Disposal by an individual of real estate used for business activities is subject to VAT (CJEU ruling of July 11, 2024 in case C-182/23 Makowit).

The case in question involved a natural person – a farmer, registered as an active VAT taxpayer, engaged in milk production. This taxpayer was acquiring land plots for the purpose of expanding his farm, with the acquisition not subject to VAT.

As a result of the governor’s decision, the ownership of part of the land plots on which the taxpayer’s farm is located was transferred to the State Treasury in order to implement a road investment. At the same time, the governor initiated proceedings to determine the amount of compensation due to the taxpayer on this account.
As a result, the taxpayer applied for a tax interpretation, taking the position that it could not be considered a VAT taxpayer with regard to the transaction in question, but the Director of the KIS disagreed.

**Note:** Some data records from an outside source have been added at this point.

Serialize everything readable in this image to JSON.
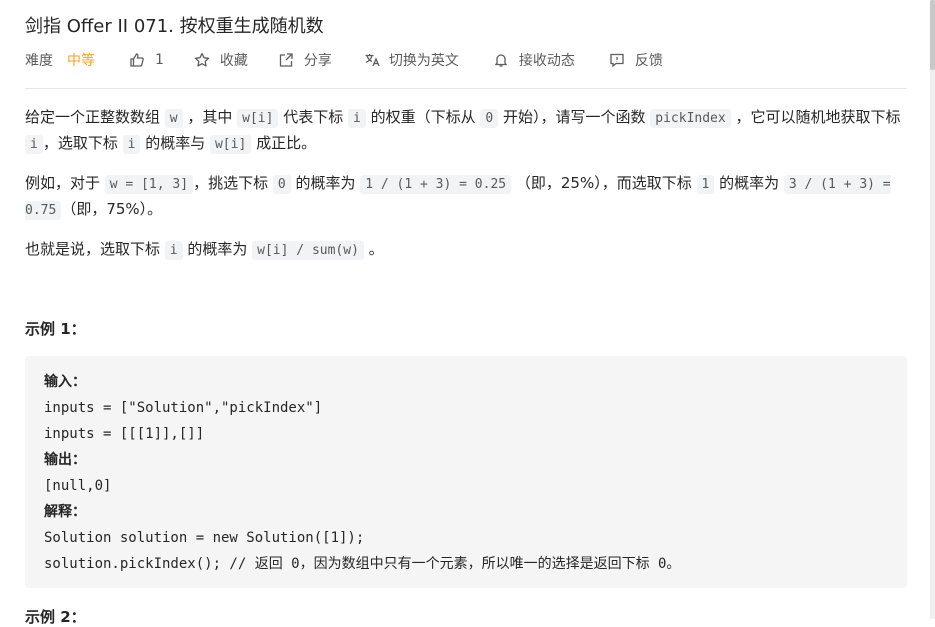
{
  "problem": {
    "title": "剑指 Offer II 071. 按权重生成随机数"
  },
  "meta": {
    "difficulty_label": "难度",
    "difficulty_value": "中等",
    "likes_count": "1",
    "favorite_label": "收藏",
    "share_label": "分享",
    "switch_lang_label": "切换为英文",
    "subscribe_label": "接收动态",
    "feedback_label": "反馈"
  },
  "description": {
    "p1": {
      "t1": "给定一个正整数数组 ",
      "c1": "w",
      "t2": " ，其中 ",
      "c2": "w[i]",
      "t3": " 代表下标 ",
      "c3": "i",
      "t4": " 的权重（下标从 ",
      "c4": "0",
      "t5": " 开始），请写一个函数 ",
      "c5": "pickIndex",
      "t6": " ，它可以随机地获取下标 ",
      "c6": "i",
      "t7": "，选取下标 ",
      "c7": "i",
      "t8": " 的概率与 ",
      "c8": "w[i]",
      "t9": " 成正比。"
    },
    "p2": {
      "t1": "例如，对于 ",
      "c1": "w = [1, 3]",
      "t2": "，挑选下标 ",
      "c2": "0",
      "t3": " 的概率为 ",
      "c3": "1 / (1 + 3)  = 0.25",
      "t4": " （即，25%），而选取下标 ",
      "c4": "1",
      "t5": " 的概率为 ",
      "c5": "3 / (1 + 3)  = 0.75",
      "t6": "（即，75%）。"
    },
    "p3": {
      "t1": "也就是说，选取下标 ",
      "c1": "i",
      "t2": " 的概率为 ",
      "c2": "w[i] / sum(w)",
      "t3": " 。"
    }
  },
  "example1": {
    "title": "示例 1：",
    "input_label": "输入：",
    "input_line1": "inputs = [\"Solution\",\"pickIndex\"]",
    "input_line2": "inputs = [[[1]],[]]",
    "output_label": "输出：",
    "output_value": "[null,0]",
    "explain_label": "解释：",
    "explain_line1": "Solution solution = new Solution([1]);",
    "explain_line2": "solution.pickIndex(); // 返回 0，因为数组中只有一个元素，所以唯一的选择是返回下标 0。"
  },
  "example2": {
    "title": "示例 2："
  }
}
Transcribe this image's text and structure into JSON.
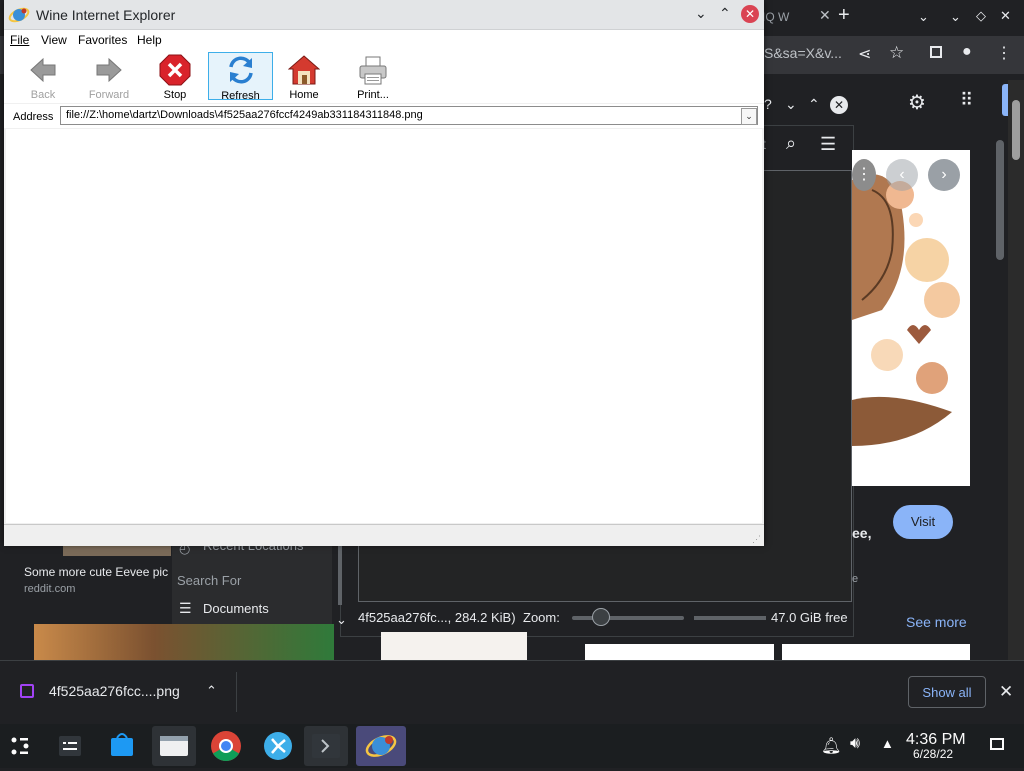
{
  "ie": {
    "title": "Wine Internet Explorer",
    "menu": [
      "File",
      "View",
      "Favorites",
      "Help"
    ],
    "toolbar": {
      "back": "Back",
      "forward": "Forward",
      "stop": "Stop",
      "refresh": "Refresh",
      "home": "Home",
      "print": "Print..."
    },
    "address_label": "Address",
    "address_value": "file://Z:\\home\\dartz\\Downloads\\4f525aa276fccf4249ab331184311848.png"
  },
  "background": {
    "tab_title": "IQ W",
    "url_fragment": "S&sa=X&v...",
    "viewer_partial": "t",
    "snippet_text": "ee,",
    "visit": "Visit",
    "see_more": "See more",
    "status_file": "4f525aa276fc..., 284.2 KiB)",
    "zoom_label": "Zoom:",
    "free_space": "47.0 GiB free",
    "file_dialog": {
      "recent_locations": "Recent Locations",
      "search_for": "Search For",
      "documents": "Documents"
    },
    "caption": "Some more cute Eevee pic",
    "caption_source": "reddit.com"
  },
  "download_shelf": {
    "file_name": "4f525aa276fcc....png",
    "show_all": "Show all"
  },
  "taskbar": {
    "time": "4:36 PM",
    "date": "6/28/22"
  },
  "colors": {
    "accent": "#3daee9",
    "link": "#8ab4f8",
    "download_icon": "#a142f4"
  }
}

The case went before the NSA, which decided to refer the question to the CJEU for a preliminary ruling. The NSA noted that, on the one hand, the expropriated plots of land constituted a component of the taxpayer’s agricultural holding (i.e., they were used for economic activity within the meaning of VAT regulations). On the other hand, the NSA cited the CJEU ruling in Case C-180/10 and C-181/10 Slaby, Kuć, from which it follows that a natural person disposing of land is considered a VAT taxpayer if he or she actively engages in real estate transactions, while in the present case such circumstances did not occur (on the contrary, the taxpayer was forcibly deprived of the property).

In considering the SAC’s question, the CJEU noted that the transferor acts as a VAT taxpayer, in principle, when he does so in the course of his business activity.Therefore, if the expropriated plots of land were used for his business activity (in this case, farming), he should be considered a VAT taxpayer to that extent. In this regard, the fact that the transferor did not actively engage in real estate transactions is irrelevant.

In the judgment in question, the CJEU rightly distanced itself from the ruling in C-180/10 and C-181/10 Slaby, Kuć, which referred to a different factual situation (i.e., the disposal of land after its exclusion from agricultural production). In the case in question, on the other hand, at the time of delivery, the property was to be part of an agricultural holding used for business.

Although the judgment in question concerns a specific delivery transaction (i.e., by way of expropriation), the conclusions presented by the CJEU may have a much broader meaning.Based on the CJEU’s position, it can be argued that the disposal of property used for business activities within the meaning of VAT causes the seller to act as a VAT taxpayer, also in the case of “ordinary” supplies (i.e., made at the will of the taxpayer and not just by expropriation).